The other day I went back to the range. My aim has much improved. Before each shot I took my time. I thought about the target far away. Then I connected it to my sport – triathlon. I thought about my next goal. I saw it as the bullseye. Said the word FOCUS and let the arrow take its path. Times I relaxed, thought through my form and pushed distractions out of my mind, I would hit the target. Times I doubted myself or rushed the process, the arrow would tumble into the field. Eventually I found my form, I quieted the mind. I hit more than I missed.

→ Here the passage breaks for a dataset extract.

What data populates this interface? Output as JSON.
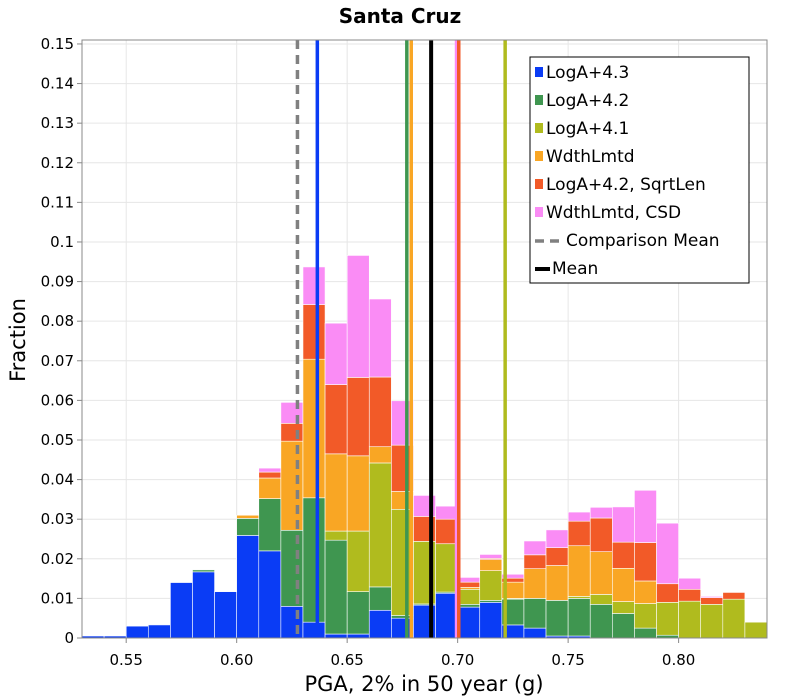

My next race is getting closer. Paul asked me for my race plan. I was hesitant at first to open him up to my crazy mental voo-doo imagery but I figured he should know. I’m visual. I’m vivid. I see it to believe it and then do my best to become it. Mental strategies are a big part of any athlete’s success. Those that think it’s just about doing the training and showing up at the start line – you’re missing half the race. The best part of the race – the race in your head. The strategies that unfold in your mind.
I’ve got an arsenal of these strategies and my success will be measured by my ability to use them at the right time. Above all to stay on the right path, to focus, to set my sight on the target, find my form, relax and let the arrow go. To stay on the straight path, eyes on the prize, moving swiftly with a thwap when I finally hit the goal.
It will take a few more rounds but I’m practicing and pointing myself in the right direction. I'll get there. It takes time but anything worthwhile always does.
You always hit what you aim for. If that happens to be nothing, you'll get it every time.